5.5 Het College komt tot de conclusie dat het beroep gegrond is. Het bestreden besluit komt voor vernietiging in aanmerking wegens strijd met artikel 4, eerste lid, van het Besluit. Verweerder zal worden opgedragen met inachtneming van deze uitspraak opnieuw op het bezwaar van appellante te beslissen. Hierbij zal verweerder moeten ingaan op de vraag of de noodzaak van de door appellante in haar aanvraag opgenomen kosten voor het exclusieve gebruik van de technologie is aangetoond en het hiermee gemoeide bedrag voor subsidie in aanmerking komt. Het College wijst erop dat het uit een oogpunt van proceseconomie wenselijk was geweest wanneer verweerder in het bestreden besluit al was ingegaan op dit aspect, temeer nu dit in het primaire besluit de grond is geweest waarop de subsidieaanvraag van appellante ten dele is afgewezen.

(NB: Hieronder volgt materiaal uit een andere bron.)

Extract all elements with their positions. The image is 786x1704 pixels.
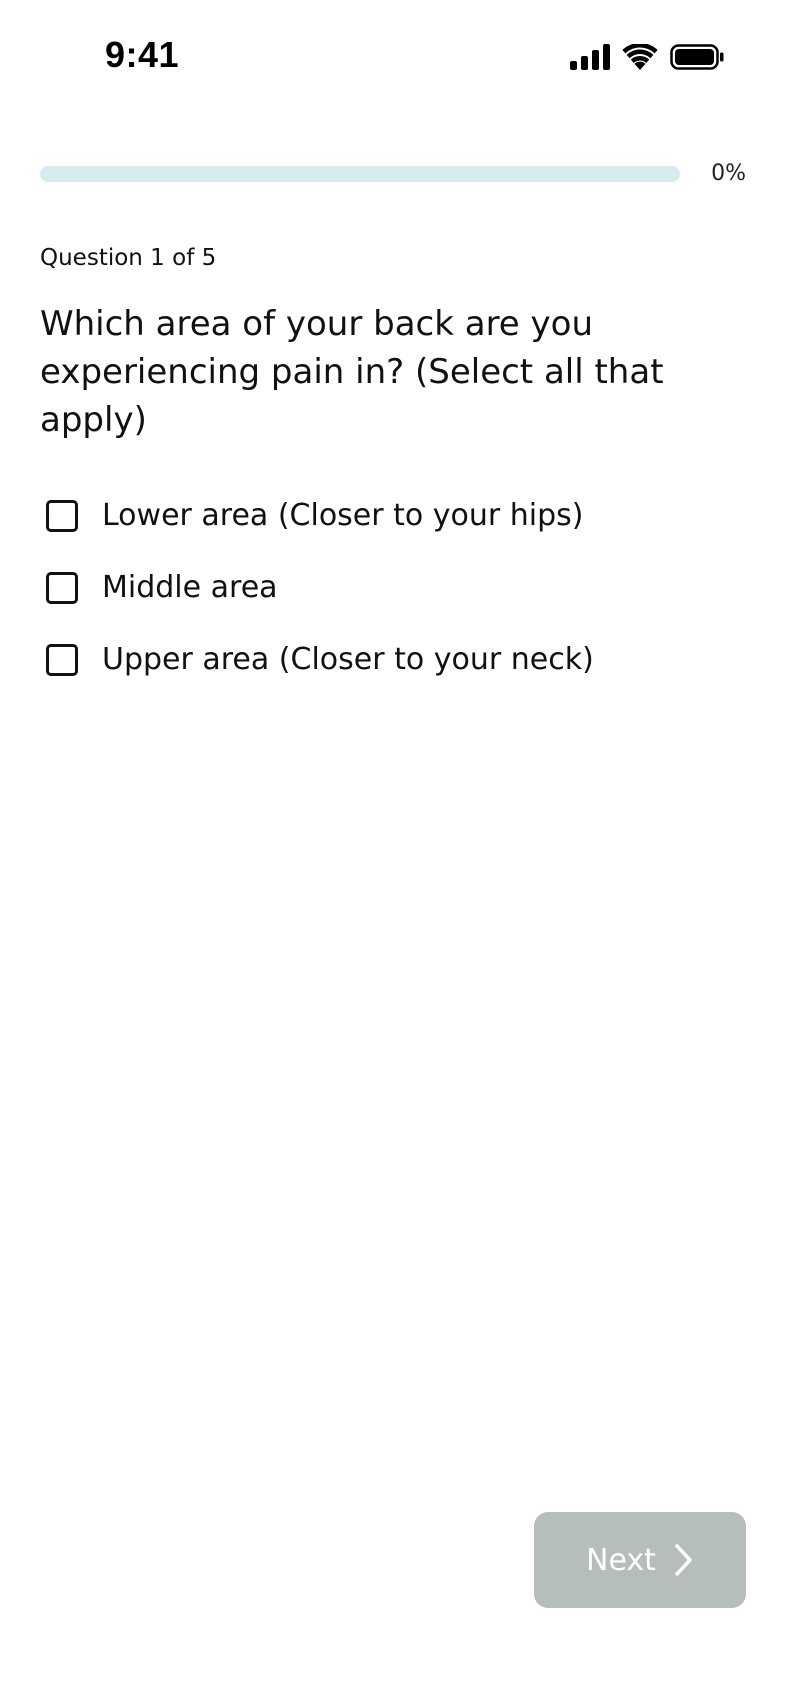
answer-options: Lower area (Closer to your hips) Middle … xyxy=(40,490,740,706)
checkbox[interactable] xyxy=(46,572,78,604)
option-upper-area[interactable]: Upper area (Closer to your neck) xyxy=(40,634,740,686)
checkbox[interactable] xyxy=(46,500,78,532)
progress-track xyxy=(40,166,680,182)
option-label: Lower area (Closer to your hips) xyxy=(102,498,584,533)
status-bar: 9:41 xyxy=(0,0,786,110)
question-title: Which area of your back are you experien… xyxy=(40,304,664,440)
battery-icon xyxy=(670,44,724,70)
cellular-signal-icon xyxy=(570,44,610,70)
wifi-icon xyxy=(622,44,658,70)
option-lower-area[interactable]: Lower area (Closer to your hips) xyxy=(40,490,740,542)
progress-bar: 0% xyxy=(40,162,746,186)
checkbox[interactable] xyxy=(46,644,78,676)
option-label: Upper area (Closer to your neck) xyxy=(102,642,594,677)
question-counter: Question 1 of 5 xyxy=(40,245,217,271)
status-time: 9:41 xyxy=(105,34,180,75)
option-middle-area[interactable]: Middle area xyxy=(40,562,740,614)
option-label: Middle area xyxy=(102,570,278,605)
chevron-right-icon xyxy=(674,1543,694,1577)
next-button[interactable]: Next xyxy=(534,1512,746,1608)
next-button-label: Next xyxy=(586,1542,656,1578)
status-icons xyxy=(570,44,724,70)
progress-percent-label: 0% xyxy=(711,161,746,186)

5.6 Het College acht termen aanwezig verweerder met toepassing van artikel 8:75 van de Algemene wet bestuursrecht te veroordelen in de proceskosten aan de zijde van appellante. Deze kosten worden op de voet van het bepaalde in het Besluit proceskosten bestuursrecht vastgesteld op € 644,-- (1 punt voor het indienen van het beroepschrift en 1 punt voor het verschijnen ter zitting, met een wegingsfactor 1, ad € 322,-- per punt).
6. De beslissing
Het College
- verklaart het beroep gegrond;
- vernietigt het bestreden besluit;
- draagt verweerder op opnieuw op het bezwaar te beslissen, met inachtneming van deze uitspraak;
- veroordeelt verweerder in de proceskosten van appellante tot een bedrag van € 644,-- (zegge: zeshonderdvierenveertig
euro);
- bepaalt dat het door appellante betaalde griffierecht ten bedrage van € 288,-- (zegge: tweehonderdachtentachtig euro) aan
haar wordt vergoed;
- wijst de Staat der Nederlanden aan als rechtspersoon die de proceskosten en het griffierecht aan appellante dient te
vergoeden.
Aldus gewezen door mr. E.R. Eggeraat, mr. M. Munsterman en mr. M.J. Kuiper, in tegenwoordigheid van mr. A. Douwes als griffier, en uitgesproken in het openbaar op 19 december 2008.